How might the feds have snooped on Lavabit? - evo_9
http://arstechnica.com/tech-policy/2013/08/how-might-the-feds-have-snooped-on-lavabit/
======
FellowTraveler
\-- Even if the key is never STORED in decrypted form on the server, it still
EXISTS in decrypted form during a brief moment when your password is used to
decrypt that key.

\-- Therefore the server COULD get your key, though it chooses not to store
it.

\-- In fact, the server could get your PASSPHRASE too, if it is indeed used on
the server side to decrypt that key.

\-- The only way to get around this is to ONLY store/use the key on the CLIENT
side. This way, the server never has the ability to access the key or
passphrase. (Nor the need to.)

\-- Services that provide client-side encryption tend to do so using a Java
download app which runs on the client side. (And which runs in the browser.) A
similar thing can be done using Javascript crypto which is also downloaded to,
and executed on, the client side.

\-- For the NSA to get your key/password, they would simply serve your email
provider with a warrant forcing them to ship you a trojan Java app, or trojan
Javascript. (This is likely what they did with Lavabit.)

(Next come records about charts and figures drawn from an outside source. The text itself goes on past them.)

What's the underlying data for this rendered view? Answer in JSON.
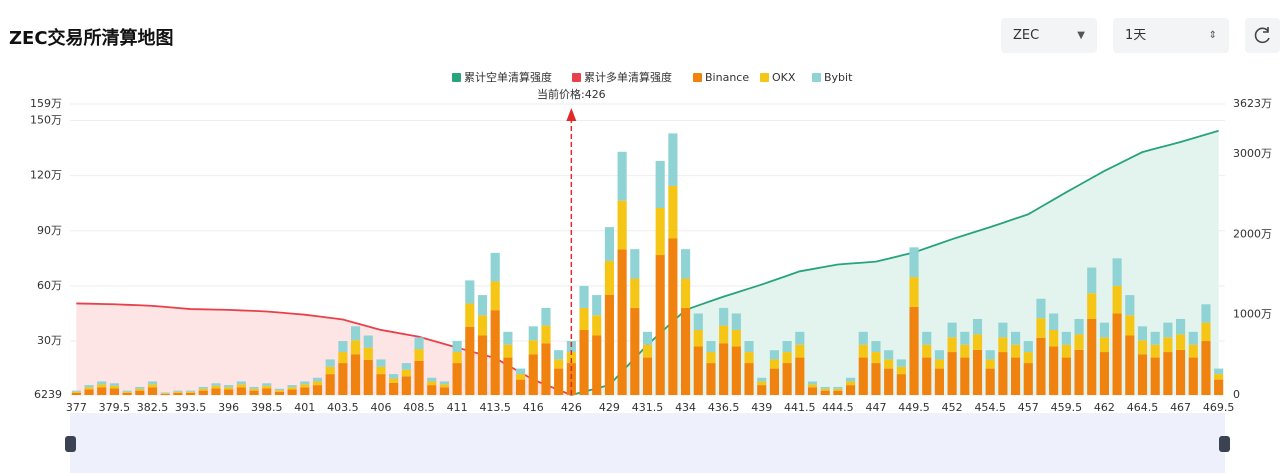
{
  "controls": {
    "symbol": "ZEC",
    "period": "1天"
  },
  "chart_data": {
    "type": "bar",
    "title": "ZEC交易所清算地图",
    "annotation": {
      "text": "当前价格:426",
      "x": 426
    },
    "categories": [
      377,
      null,
      null,
      379.5,
      null,
      null,
      382.5,
      null,
      null,
      393.5,
      null,
      null,
      396,
      null,
      null,
      398.5,
      null,
      null,
      401,
      null,
      null,
      403.5,
      null,
      null,
      406,
      null,
      null,
      408.5,
      null,
      null,
      411,
      null,
      null,
      413.5,
      null,
      null,
      416,
      null,
      null,
      426,
      null,
      null,
      429,
      null,
      null,
      431.5,
      null,
      null,
      434,
      null,
      null,
      436.5,
      null,
      null,
      439,
      null,
      null,
      441.5,
      null,
      null,
      444.5,
      null,
      null,
      447,
      null,
      null,
      449.5,
      null,
      null,
      452,
      null,
      null,
      454.5,
      null,
      null,
      457,
      null,
      null,
      459.5,
      null,
      null,
      462,
      null,
      null,
      464.5,
      null,
      null,
      467,
      null,
      null,
      469.5
    ],
    "ylim": [
      6239,
      1590000
    ],
    "yticks": [
      6239,
      {
        "value": 300000,
        "label": "30万"
      },
      {
        "value": 600000,
        "label": "60万"
      },
      {
        "value": 900000,
        "label": "90万"
      },
      {
        "value": 1200000,
        "label": "120万"
      },
      {
        "value": 1500000,
        "label": "150万"
      },
      {
        "value": 1590000,
        "label": "159万"
      }
    ],
    "y2lim": [
      0,
      36230000
    ],
    "y2ticks": [
      0,
      {
        "value": 10000000,
        "label": "1000万"
      },
      {
        "value": 20000000,
        "label": "2000万"
      },
      {
        "value": 30000000,
        "label": "3000万"
      },
      {
        "value": 36230000,
        "label": "3623万"
      }
    ],
    "grid": true,
    "series": [
      {
        "name": "累计空单清算强度",
        "type": "area",
        "axis": "y2",
        "color": "#27a37e",
        "fill": "#e2f4ed",
        "values": [
          null,
          null,
          null,
          null,
          null,
          null,
          null,
          null,
          null,
          null,
          null,
          null,
          null,
          null,
          null,
          null,
          null,
          null,
          null,
          null,
          null,
          null,
          null,
          null,
          null,
          null,
          null,
          null,
          null,
          null,
          null,
          null,
          null,
          null,
          null,
          null,
          null,
          null,
          null,
          0,
          420000,
          830000,
          1250000,
          2920000,
          4580000,
          6250000,
          7700000,
          9150000,
          10600000,
          11150000,
          11700000,
          12250000,
          12750000,
          13250000,
          13750000,
          14300000,
          14850000,
          15400000,
          15680000,
          15970000,
          16250000,
          16370000,
          16480000,
          16600000,
          16980000,
          17370000,
          17750000,
          18300000,
          18850000,
          19400000,
          19900000,
          20400000,
          20900000,
          21430000,
          21970000,
          22500000,
          23420000,
          24330000,
          25250000,
          26130000,
          27020000,
          27900000,
          28680000,
          29470000,
          30250000,
          30670000,
          31080000,
          31500000,
          31970000,
          32430000,
          32900000
        ]
      },
      {
        "name": "累计多单清算强度",
        "type": "area",
        "axis": "y2",
        "color": "#e8414b",
        "fill": "#fde4e5",
        "values": [
          11400000,
          11370000,
          11330000,
          11300000,
          11230000,
          11170000,
          11100000,
          10970000,
          10830000,
          10700000,
          10670000,
          10630000,
          10600000,
          10530000,
          10470000,
          10400000,
          10270000,
          10130000,
          10000000,
          9800000,
          9600000,
          9400000,
          8970000,
          8530000,
          8100000,
          7820000,
          7530000,
          7250000,
          6800000,
          6350000,
          5900000,
          5470000,
          5030000,
          4600000,
          3700000,
          2800000,
          1900000,
          1270000,
          630000,
          0,
          null,
          null,
          null,
          null,
          null,
          null,
          null,
          null,
          null,
          null,
          null,
          null,
          null,
          null,
          null,
          null,
          null,
          null,
          null,
          null,
          null,
          null,
          null,
          null,
          null,
          null,
          null,
          null,
          null,
          null,
          null,
          null,
          null,
          null,
          null,
          null,
          null,
          null,
          null,
          null,
          null,
          null,
          null,
          null,
          null,
          null,
          null,
          null,
          null,
          null,
          null
        ]
      },
      {
        "name": "Binance",
        "type": "bar",
        "color": "#f0820f",
        "values": [
          18000,
          36000,
          48000,
          42000,
          18000,
          30000,
          48000,
          12000,
          18000,
          18000,
          30000,
          42000,
          36000,
          48000,
          30000,
          42000,
          24000,
          36000,
          48000,
          60000,
          120000,
          180000,
          228000,
          198000,
          120000,
          72000,
          108000,
          192000,
          60000,
          48000,
          180000,
          378000,
          330000,
          468000,
          210000,
          90000,
          228000,
          288000,
          150000,
          180000,
          360000,
          330000,
          552000,
          798000,
          480000,
          210000,
          768000,
          858000,
          480000,
          270000,
          180000,
          288000,
          270000,
          180000,
          60000,
          150000,
          180000,
          210000,
          48000,
          30000,
          30000,
          60000,
          210000,
          180000,
          150000,
          120000,
          486000,
          210000,
          150000,
          240000,
          210000,
          252000,
          150000,
          240000,
          210000,
          180000,
          318000,
          270000,
          210000,
          252000,
          420000,
          240000,
          450000,
          330000,
          228000,
          210000,
          240000,
          252000,
          210000,
          300000,
          90000
        ]
      },
      {
        "name": "OKX",
        "type": "bar",
        "color": "#f6c616",
        "values": [
          6000,
          12000,
          16000,
          14000,
          6000,
          10000,
          16000,
          4000,
          6000,
          6000,
          10000,
          14000,
          12000,
          16000,
          10000,
          14000,
          8000,
          12000,
          16000,
          20000,
          40000,
          60000,
          76000,
          66000,
          40000,
          24000,
          36000,
          64000,
          20000,
          16000,
          60000,
          126000,
          110000,
          156000,
          70000,
          30000,
          76000,
          96000,
          50000,
          60000,
          120000,
          110000,
          184000,
          266000,
          160000,
          70000,
          256000,
          286000,
          160000,
          90000,
          60000,
          96000,
          90000,
          60000,
          20000,
          50000,
          60000,
          70000,
          16000,
          10000,
          10000,
          20000,
          70000,
          60000,
          50000,
          40000,
          162000,
          70000,
          50000,
          80000,
          70000,
          84000,
          50000,
          80000,
          70000,
          60000,
          106000,
          90000,
          70000,
          84000,
          140000,
          80000,
          150000,
          110000,
          76000,
          70000,
          80000,
          84000,
          70000,
          100000,
          30000
        ]
      },
      {
        "name": "Bybit",
        "type": "bar",
        "color": "#8fd3d5",
        "values": [
          6000,
          12000,
          16000,
          14000,
          6000,
          10000,
          16000,
          4000,
          6000,
          6000,
          10000,
          14000,
          12000,
          16000,
          10000,
          14000,
          8000,
          12000,
          16000,
          20000,
          40000,
          60000,
          76000,
          66000,
          40000,
          24000,
          36000,
          64000,
          20000,
          16000,
          60000,
          126000,
          110000,
          156000,
          70000,
          30000,
          76000,
          96000,
          50000,
          60000,
          120000,
          110000,
          184000,
          266000,
          160000,
          70000,
          256000,
          286000,
          160000,
          90000,
          60000,
          96000,
          90000,
          60000,
          20000,
          50000,
          60000,
          70000,
          16000,
          10000,
          10000,
          20000,
          70000,
          60000,
          50000,
          40000,
          162000,
          70000,
          50000,
          80000,
          70000,
          84000,
          50000,
          80000,
          70000,
          60000,
          106000,
          90000,
          70000,
          84000,
          140000,
          80000,
          150000,
          110000,
          76000,
          70000,
          80000,
          84000,
          70000,
          100000,
          30000
        ]
      }
    ]
  }
}
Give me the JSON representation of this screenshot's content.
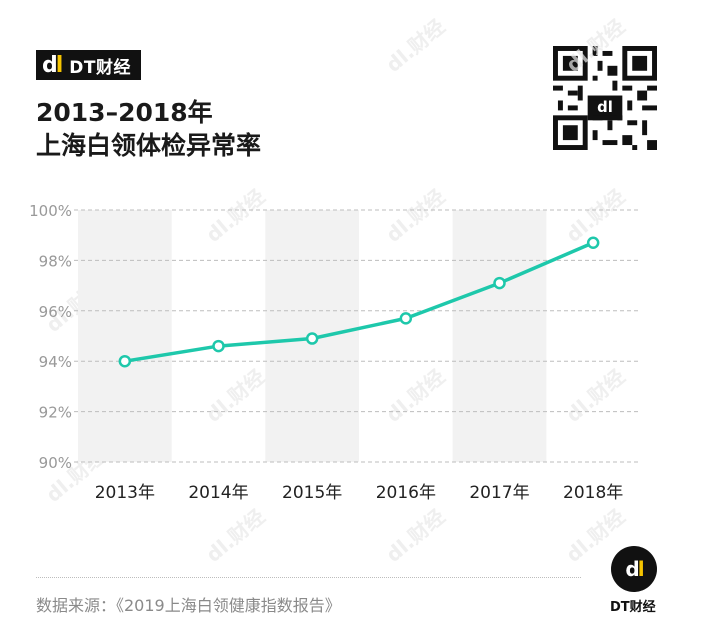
{
  "brand": {
    "logo_mark": "dl",
    "name": "DT财经"
  },
  "title": {
    "line1": "2013–2018年",
    "line2": "上海白领体检异常率"
  },
  "source": "数据来源：《2019上海白领健康指数报告》",
  "footer_logo": {
    "mark": "dl",
    "name": "DT财经"
  },
  "watermark": "dl.财经",
  "colors": {
    "line": "#1ec8ab",
    "band": "#f2f2f2",
    "grid": "#bdbdbd",
    "brand_accent": "#f5c400"
  },
  "chart_data": {
    "type": "line",
    "categories": [
      "2013年",
      "2014年",
      "2015年",
      "2016年",
      "2017年",
      "2018年"
    ],
    "series": [
      {
        "values": [
          94.0,
          94.6,
          94.9,
          95.7,
          97.1,
          98.7
        ]
      }
    ],
    "ylim": [
      90,
      100
    ],
    "yticks": [
      90,
      92,
      94,
      96,
      98,
      100
    ],
    "ytick_labels": [
      "90%",
      "92%",
      "94%",
      "96%",
      "98%",
      "100%"
    ],
    "grid": "dashed-horizontal",
    "alternating_bands": true,
    "legend": "none"
  }
}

\-- To get around this, you'd need an installed crypto application on the
client, instead of using downloadable browser-side crypto. (Which would
probably mean it can't run inside the browser, but only as a separate
application.)

\-- The solution we are using for Open-Transactions is an installed systray
app on the client side, which can run in a protected space, combined with
separate, thin-client plugins for Chrome, Firefox, Skype, etc, which send the
crypto requests on to the systray app where the actual work is performed.